The syndrome of acute or subacute and usually complete spinal cord dysfunction may be due to a non-infectious inflammatory process, whence it is known as transverse myelitis. Most cases are preceded by an infectious illness 1–3 weeks earlier, and are considered likely to have an immunopathogenic basis. In a few instances, transverse myelitis follows vaccination, while a sizeable number of cases have no antecedent event (idiopathic).
A small number of cases occur in association with:
- collagen vascular disorders,
- systemic lupus erythematosus and the
- primary antiphospholipid syndrome
In these instances, the pathological basis may be inflammatory or vasculitic, but may also relate to a non-inflammatory vasculopathy.
In the majority of instances, transverse myelitis is a monophasic disorder, but occasional cases are described in whom there were multiple, recurrent episodes.
In the most common setting, post-infectious transverse myelitis, the preceding infection may be identifiable from either the clinical or serological features (e.g. varicella, Epstein–Barr virus, mycoplasma, and, rarely, Campylobacter sp.), or it may have been a non-specific upper respiratory or gastrointestinal tract infection.
All ages can be affected, and presentation is common in childhood as well as in adults.
The neurological onset may be accompanied by pain in the spine, but this is usually not prominent. Weakness and paraesthesia develop in the lower limbs and early urinary retention or incontinence is common.
Symptoms rapidly evolve and typically reach their peak within hours to days. Either the cervical or thoracic cord may be affected and the upper level of the symptoms and signs will vary accordingly. Sometimes, after a complete transverse lesion has emerged clinically, evidence of ongoing activity of the disorder is manifested by a progressively ascending level of motor and sensory loss.

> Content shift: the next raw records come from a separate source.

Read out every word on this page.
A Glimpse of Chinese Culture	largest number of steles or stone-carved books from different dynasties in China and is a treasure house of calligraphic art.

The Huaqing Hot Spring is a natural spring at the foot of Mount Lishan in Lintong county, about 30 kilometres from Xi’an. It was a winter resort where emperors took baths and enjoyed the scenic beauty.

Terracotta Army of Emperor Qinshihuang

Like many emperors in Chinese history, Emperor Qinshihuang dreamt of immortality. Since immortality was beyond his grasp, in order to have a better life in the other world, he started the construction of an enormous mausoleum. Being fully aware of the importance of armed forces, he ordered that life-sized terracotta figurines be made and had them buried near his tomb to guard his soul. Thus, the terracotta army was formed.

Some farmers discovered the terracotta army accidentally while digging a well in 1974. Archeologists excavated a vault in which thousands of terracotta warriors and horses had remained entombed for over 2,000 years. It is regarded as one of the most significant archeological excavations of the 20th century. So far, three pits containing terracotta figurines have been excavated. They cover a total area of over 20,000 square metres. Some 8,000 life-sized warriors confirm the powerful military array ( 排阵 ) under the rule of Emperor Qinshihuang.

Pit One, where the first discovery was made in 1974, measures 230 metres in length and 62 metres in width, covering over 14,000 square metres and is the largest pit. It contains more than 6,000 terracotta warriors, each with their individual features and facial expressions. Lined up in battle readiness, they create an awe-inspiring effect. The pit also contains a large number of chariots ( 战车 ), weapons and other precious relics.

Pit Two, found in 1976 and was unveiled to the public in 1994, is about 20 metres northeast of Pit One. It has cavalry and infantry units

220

Spinal MRI reveals swelling and signal change (high signal on T2-weighted images) which is typically extensive, involves several cord segments and the whole antero-posterior diameter on sagittal images. In the acute phase there is patchy gadolinium enhancement. Brain MRI occasionally reveals disseminated white matter lesions, suggesting a more diffuse, albeit asymptomatic, inflammatory/demyelinating process; more often, brain imaging is normal.
CSF examination usually exhibits a moderate mononuclear pleocytosis, although occasionally it is acellular. The protein is moderately elevated but the glucose is normal. Oligoclonal bands are sometimes, but not always, present, and with follow-up may disappear. Pathologically, the affected cord will reveal perivascular inflammation, sometimes with demyelination; more severe cases exhibit more intense and widespread inflammation and necrotic changes. Other investigation should include microbiological work-up to exclude infectious causes of myelitis, and serological investigations for collagen vascular disease.
Therapy for post-infectious transverse myelitis in the acute stage normally includes a short course of high-dose corticosteriods, e.g. intravenous meythylprednisolone, 1 gm/day for 3 days with or without an oral taper.
In the acute transverse myelopathy associated with systemic lupus erythematosus, vigorous immunosuppression with high-dose steroids and pulse cyclophosphamide is often employed, but if the neurological deficit is already established, recovery may not occur. In cases of systemic lupus or primary antiphospholipid syndrome where coagulopathy is thought to be contributing to spinal cord disorder, anticoagulation first with heparin and then warfarin may be recommended.
The prognosis is variable—some cases make an excellent recovery in spite of a complete paraplegia during the acute stage; others are left with severe residual deficits.